Wadah Opini

Jangan biarkan otak kita hanya menjadi otak-otak

Minggu, 07 September 2008

NEGERI TRAGEDI

Diposting oleh imam suharjo

Entah apa yang terjadi di negeri ini, bencana seakan datang silih berganti. Awal tahun 2007 dibuka dengan bencana transportasi yang banyak membawa korban jiwa dan harta benda bahkan masih banyak penumpang yang sampai saat ini masih hilang. Belum habis bela sungkawa dan duka, drama bencana bersambung dengan episode banjir di ibu kota yang merugikan trilyunan rupiah, tanah longsor di Padang Pariaman, terbakarnya kapal Levina yang memakan korban dua kali, tanah longsor di Manggarai NTT, gempa bumi di Sumatera Barat, ombak pasang di Halmahera Timur Maluku Utara, banjir bandang di NTB dan terakhir kecelakaan pesawat garuda di bandara Adisutjipto Yogyakarta. Sementara saudara kita di Sidoarjo Jawa Timur belum bisa bernapas lega karena sudah sepuluh bulan lumpur Lapindo belum juga berhenti.
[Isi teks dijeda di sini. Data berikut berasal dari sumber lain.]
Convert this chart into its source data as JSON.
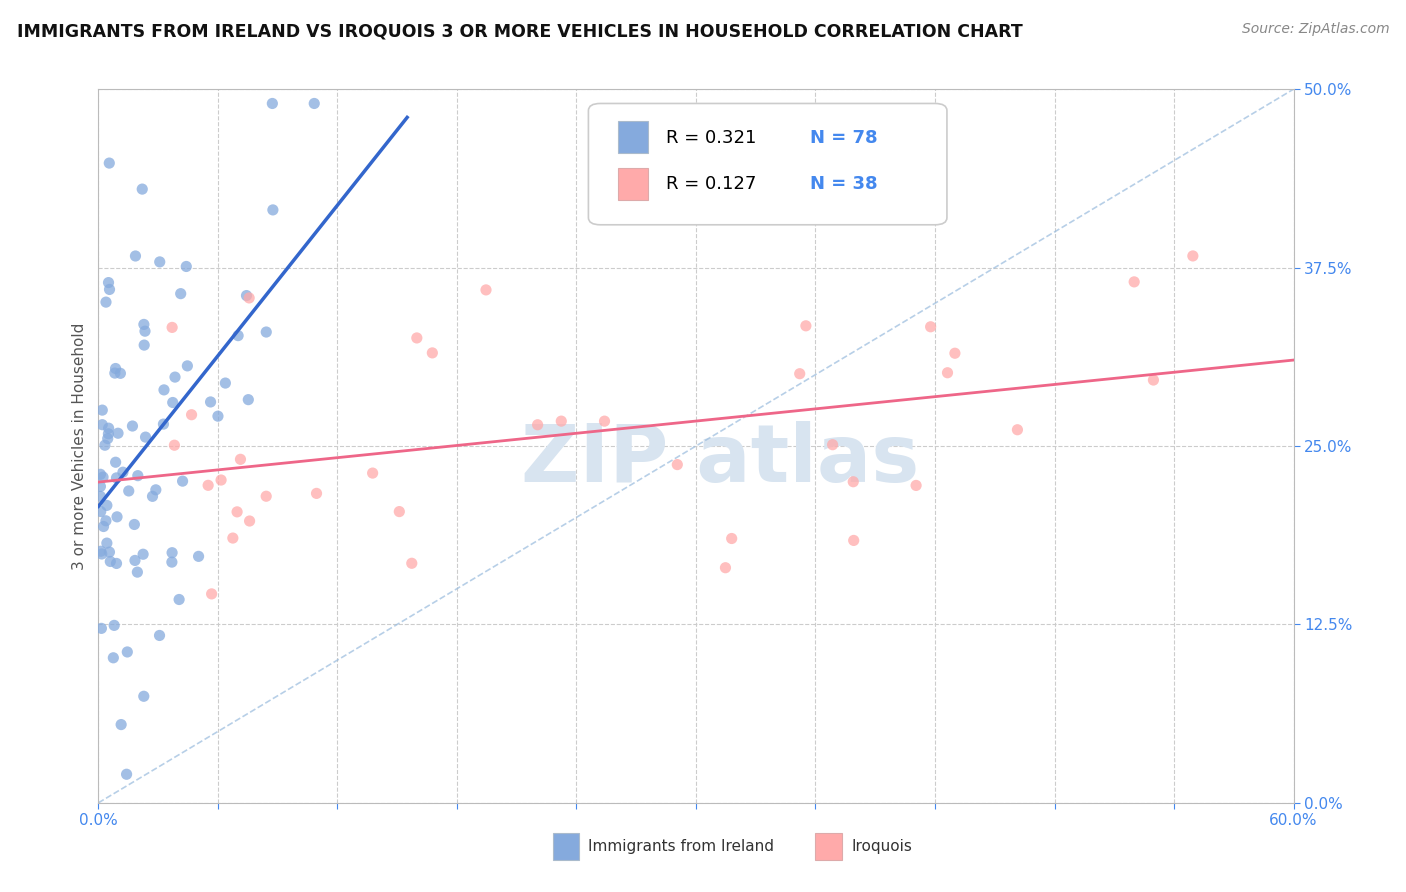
{
  "title": "IMMIGRANTS FROM IRELAND VS IROQUOIS 3 OR MORE VEHICLES IN HOUSEHOLD CORRELATION CHART",
  "source": "Source: ZipAtlas.com",
  "xmin": 0.0,
  "xmax": 0.6,
  "ymin": 0.0,
  "ymax": 0.5,
  "legend1_r": "R = 0.321",
  "legend1_n": "N = 78",
  "legend2_r": "R = 0.127",
  "legend2_n": "N = 38",
  "color_ireland": "#85AADD",
  "color_iroquois": "#FFAAAA",
  "color_ireland_line": "#3366CC",
  "color_iroquois_line": "#EE6688",
  "color_diag": "#99BBDD",
  "color_tick": "#4488EE",
  "color_grid": "#CCCCCC",
  "ylabel": "3 or more Vehicles in Household",
  "watermark_color": "#D8E4F0"
}
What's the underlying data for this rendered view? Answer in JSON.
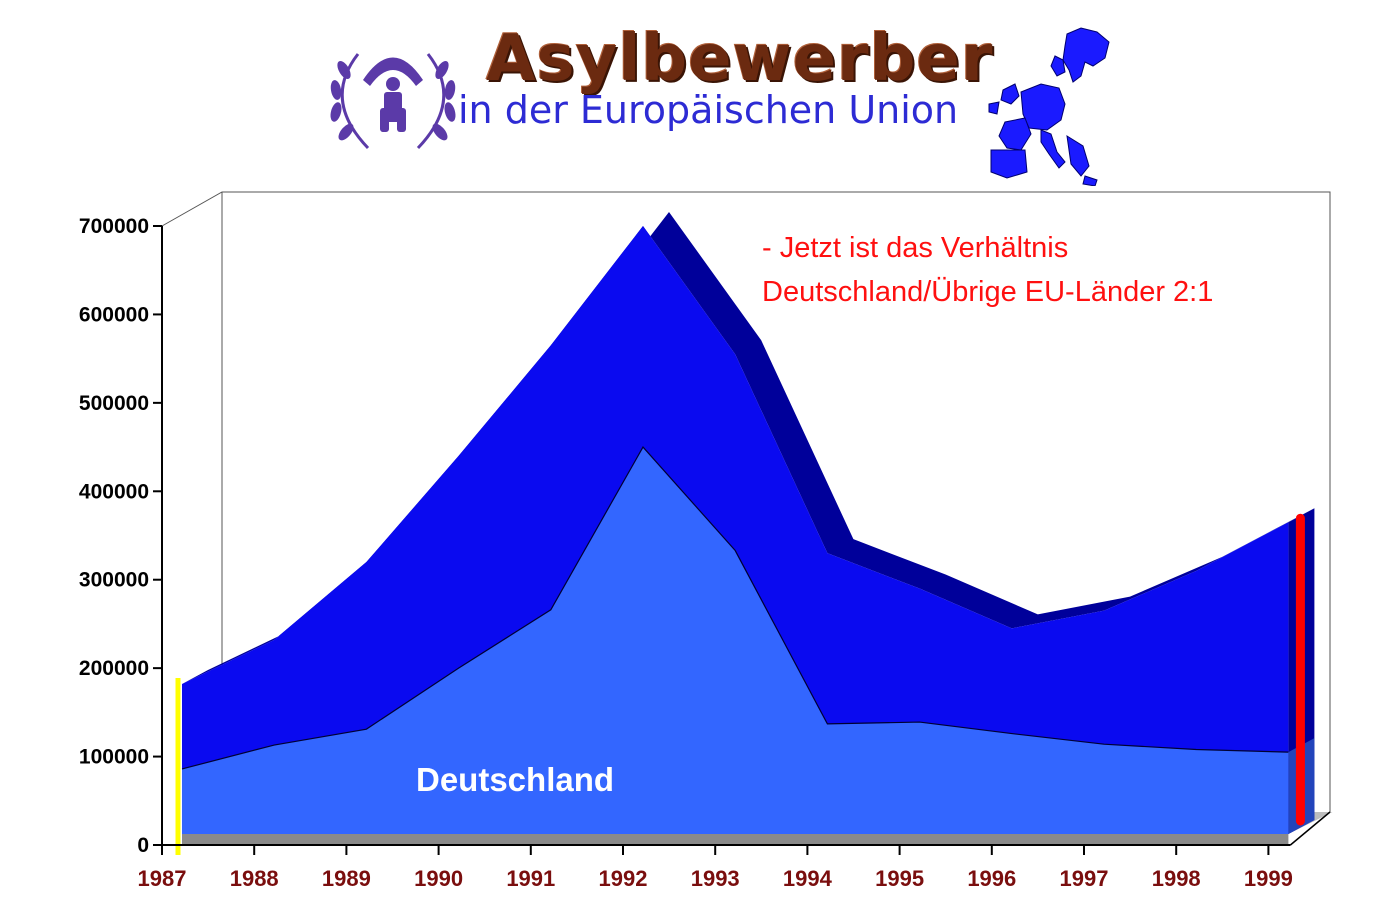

Bila kita melihat ke belakang, diawali dengan krisis ekonomi tahun 1998, secercah harapan menyongsong masa depan lebih cerah dengan hadirnya era reformasi setelah tumbangnya orde baru. Tetapi yang ditemui adalah tragedi demi tragedi kemanusian yang menelan banyak korban nyawa dan harta. Eforia yang disikapi secara berlebihan mencabik persatuan dan nilai-nilai toleransi masyarakat Indonesia melahirkan kerusuhan SARA seperti di Maluku, Kalimantan dan Poso. Secara simultan terjadi gempa tsunami Aceh, Nias, kemudian gempa di Yogyakarta. Di bidang transportasi publik pun tak ketinggalan dengan jatuhnya pesawat Mandala, Lion dan beberapa kali kecelakaan kereta api. Di pentas politik pertarungan para elitnya menyulut pertarungan antar masa pendukung yang juga membawa korban jiwa dan harta.


Introspeksi

Meskipun tidaklah terlalu relevan mengkaitkan banyaknya bencana yang terjadi dengan perilaku hidup masyarakat, tetapi tidak ada salahnya bangsa Indonesia khususnya umat islam sebagai pemeluk agama terbesar di Indonesia untuk introspeksi diri. Mulai dari pemimpin formal, pemimpin non formal maupun masyarakat biasa mencoba merenungkan kembali perilaku hidup selama ini yang mungkin tidak sesuai dengan tuntunan agama.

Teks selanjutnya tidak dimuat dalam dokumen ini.